Sybylla Number Two goes off to Sydney to attempt to take advantage of the hubbub around her bestselling novel and to meet some of the literary stars of the day, with an eye to advancing her writing career. She is greeted with enthusiasm as the novelty of the moment, the little “bush girl” in her simple frocks, very much the innocent abroad, fending off the wolves by her impermeable naïvety in regards to their social manipulations, and in the case of many of the men, their sexual advances.

Sybylla attracts the eye of the handsome, calculating and immensely successful Goring Hardy, a thinly disguised version of the real-life “Banjo” Paterson (Waltzing Matilda, The Man From Snowy River, et al), who finds the virginal Sybylla a tempting prospect for conquest.
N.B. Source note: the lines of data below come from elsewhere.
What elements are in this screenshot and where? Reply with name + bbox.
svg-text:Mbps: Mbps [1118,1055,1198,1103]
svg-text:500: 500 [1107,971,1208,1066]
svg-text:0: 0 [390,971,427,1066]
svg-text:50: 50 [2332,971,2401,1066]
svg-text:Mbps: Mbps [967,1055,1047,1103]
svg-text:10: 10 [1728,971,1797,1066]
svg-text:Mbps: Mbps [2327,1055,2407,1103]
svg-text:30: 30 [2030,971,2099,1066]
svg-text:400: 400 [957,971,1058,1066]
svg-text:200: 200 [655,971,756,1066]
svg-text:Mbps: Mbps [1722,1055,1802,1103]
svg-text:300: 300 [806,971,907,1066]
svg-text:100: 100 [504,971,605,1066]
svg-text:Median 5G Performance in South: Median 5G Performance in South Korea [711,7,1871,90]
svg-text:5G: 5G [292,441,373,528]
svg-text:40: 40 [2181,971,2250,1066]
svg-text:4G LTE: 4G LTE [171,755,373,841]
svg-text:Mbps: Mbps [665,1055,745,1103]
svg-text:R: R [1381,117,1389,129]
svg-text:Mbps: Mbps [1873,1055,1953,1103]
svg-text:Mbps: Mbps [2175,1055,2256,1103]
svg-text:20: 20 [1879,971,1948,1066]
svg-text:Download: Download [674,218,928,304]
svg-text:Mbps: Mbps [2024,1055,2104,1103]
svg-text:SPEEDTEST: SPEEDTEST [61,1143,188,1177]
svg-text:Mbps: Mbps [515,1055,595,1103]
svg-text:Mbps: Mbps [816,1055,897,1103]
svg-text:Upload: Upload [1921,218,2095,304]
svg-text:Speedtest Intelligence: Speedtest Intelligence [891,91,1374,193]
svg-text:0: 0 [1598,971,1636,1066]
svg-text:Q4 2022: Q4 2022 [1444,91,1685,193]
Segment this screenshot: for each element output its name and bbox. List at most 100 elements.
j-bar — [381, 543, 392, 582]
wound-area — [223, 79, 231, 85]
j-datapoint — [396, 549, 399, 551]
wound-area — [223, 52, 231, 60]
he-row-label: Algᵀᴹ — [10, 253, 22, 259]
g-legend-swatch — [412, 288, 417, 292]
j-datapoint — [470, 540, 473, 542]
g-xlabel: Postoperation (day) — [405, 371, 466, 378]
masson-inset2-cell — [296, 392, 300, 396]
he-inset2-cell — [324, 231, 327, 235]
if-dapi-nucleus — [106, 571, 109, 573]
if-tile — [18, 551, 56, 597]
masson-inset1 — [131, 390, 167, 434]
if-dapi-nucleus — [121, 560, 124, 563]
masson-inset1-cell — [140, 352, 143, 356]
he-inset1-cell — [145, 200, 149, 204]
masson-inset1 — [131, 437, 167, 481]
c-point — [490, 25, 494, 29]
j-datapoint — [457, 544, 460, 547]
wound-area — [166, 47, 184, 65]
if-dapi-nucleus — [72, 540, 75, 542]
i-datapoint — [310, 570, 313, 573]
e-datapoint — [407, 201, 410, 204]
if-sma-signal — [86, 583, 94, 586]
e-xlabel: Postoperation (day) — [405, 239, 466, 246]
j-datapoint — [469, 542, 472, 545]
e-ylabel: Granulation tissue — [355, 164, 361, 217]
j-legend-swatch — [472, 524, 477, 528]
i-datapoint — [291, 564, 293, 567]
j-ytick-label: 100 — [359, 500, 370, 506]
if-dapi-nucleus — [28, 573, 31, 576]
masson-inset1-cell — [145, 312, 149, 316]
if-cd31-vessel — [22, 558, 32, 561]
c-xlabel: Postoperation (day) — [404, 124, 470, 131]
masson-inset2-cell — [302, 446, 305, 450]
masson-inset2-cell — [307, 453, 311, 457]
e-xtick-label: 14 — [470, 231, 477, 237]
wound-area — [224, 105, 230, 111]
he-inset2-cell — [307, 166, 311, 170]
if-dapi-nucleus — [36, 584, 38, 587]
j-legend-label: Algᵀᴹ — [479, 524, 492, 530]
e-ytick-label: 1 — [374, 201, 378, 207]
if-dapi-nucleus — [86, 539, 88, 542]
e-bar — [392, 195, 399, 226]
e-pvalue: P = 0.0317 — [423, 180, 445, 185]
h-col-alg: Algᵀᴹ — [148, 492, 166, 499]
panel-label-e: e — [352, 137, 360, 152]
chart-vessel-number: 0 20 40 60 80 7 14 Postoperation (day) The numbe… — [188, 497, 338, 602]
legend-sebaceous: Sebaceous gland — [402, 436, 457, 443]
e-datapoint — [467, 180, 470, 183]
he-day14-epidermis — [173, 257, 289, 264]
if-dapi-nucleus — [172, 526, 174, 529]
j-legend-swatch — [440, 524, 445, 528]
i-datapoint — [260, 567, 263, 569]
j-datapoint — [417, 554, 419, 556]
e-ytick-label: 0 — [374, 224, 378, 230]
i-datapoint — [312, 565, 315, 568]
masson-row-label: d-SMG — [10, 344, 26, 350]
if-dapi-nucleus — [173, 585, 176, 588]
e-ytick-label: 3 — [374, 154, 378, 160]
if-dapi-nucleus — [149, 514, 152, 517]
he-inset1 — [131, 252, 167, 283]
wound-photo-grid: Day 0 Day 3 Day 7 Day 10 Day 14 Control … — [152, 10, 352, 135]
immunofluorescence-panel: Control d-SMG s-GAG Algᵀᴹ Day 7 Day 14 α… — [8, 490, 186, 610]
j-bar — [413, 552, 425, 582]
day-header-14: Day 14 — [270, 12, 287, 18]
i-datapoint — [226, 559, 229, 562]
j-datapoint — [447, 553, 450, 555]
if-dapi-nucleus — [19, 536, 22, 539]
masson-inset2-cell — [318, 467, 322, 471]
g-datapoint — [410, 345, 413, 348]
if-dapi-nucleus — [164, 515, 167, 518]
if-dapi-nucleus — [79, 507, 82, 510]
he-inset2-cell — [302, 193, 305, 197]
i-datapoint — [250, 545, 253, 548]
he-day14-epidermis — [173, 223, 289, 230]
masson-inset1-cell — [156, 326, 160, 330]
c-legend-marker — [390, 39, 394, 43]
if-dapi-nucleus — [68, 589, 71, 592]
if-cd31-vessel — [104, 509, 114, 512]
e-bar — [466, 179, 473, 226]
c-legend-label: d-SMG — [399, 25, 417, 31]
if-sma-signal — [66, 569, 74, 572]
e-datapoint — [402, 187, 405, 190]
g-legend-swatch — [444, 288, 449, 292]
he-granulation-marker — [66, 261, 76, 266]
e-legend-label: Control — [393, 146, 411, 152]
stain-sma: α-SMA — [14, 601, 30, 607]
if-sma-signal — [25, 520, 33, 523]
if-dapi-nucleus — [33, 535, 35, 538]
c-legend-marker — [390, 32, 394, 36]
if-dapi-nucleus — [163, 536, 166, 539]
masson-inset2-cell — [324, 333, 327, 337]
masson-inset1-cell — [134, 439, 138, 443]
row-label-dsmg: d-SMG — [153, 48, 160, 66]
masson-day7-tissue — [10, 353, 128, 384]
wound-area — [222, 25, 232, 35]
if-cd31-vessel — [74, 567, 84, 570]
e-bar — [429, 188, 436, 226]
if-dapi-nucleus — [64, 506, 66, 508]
Sybylla submits to his caresses, but allows no further liberties than some hot and heavy fondling and kissing; at the end of a week of secretive meetings, both parties realize that the relationship is not about to progress any further, and politely part ways. (Miles Franklin did have a short-term relationship of some sort with Paterson, hence the libel suit fears in regard to the fictional version.)

Sybylla is apparently something of a “babe” – in the most modern sense of the term – attracting the lavicious attentions of every many she meets. Another suitor, one Henry Beauchamp, assumed by all to be the original of the dashing Harry Beecham of My Brilliant Career, appears to vigorously woo Sybylla, but she spurns his frequent marriage proposals with steadfast determination. Sybylla then rather scornfully dismisses Sydney society as an artificial and fickle atmosphere antipathetic to true creativity, and returns to her family home more than ever determined to live the life of an independent woman, unshackled by the chains of marriage and childbearing, to pursue her ideals alone.

The End. (With the sound of enthusiastic feminist cheering faintly off on the sidelines.)

The real Miles Franklin stood by her convictions as firmly as did her fictional alter-ego. Though courted by many men, she never married. She continued to further develop her unique literary voice, supporting herself while writing by a variety of occupations, including nursing, housemaiding, and working as a secretary. She adopted the unlikely and picturesque nom-de-plume “Brent of Bin Bin”, avoiding her (modified) real name in order to sidetrack unfavourable comparisons of her subsequent work to My Brilliant Career, and had a modest success in her lifetime as a writer of Australian historical sagas and slightly quirky fictions.

Miles Franklin. I don’t think I’m quite done with her yet. What an interesting writer. Century of Books, you’ve already introduced me to a number of new-to-me mind-broadening reading experiences, of which this one stands out, so early along. I wonder what other happy surprises this reading year will bring?

Project Gutenberg Australia has a number of Miles Franklin’s works represented online, well worth looking at. My Brilliant Career and My Career Goes Bung are widely available in physical book form, in some cases as a combined edition, which I highly recommend. The second book enhances the first, and they greatly reward being read together.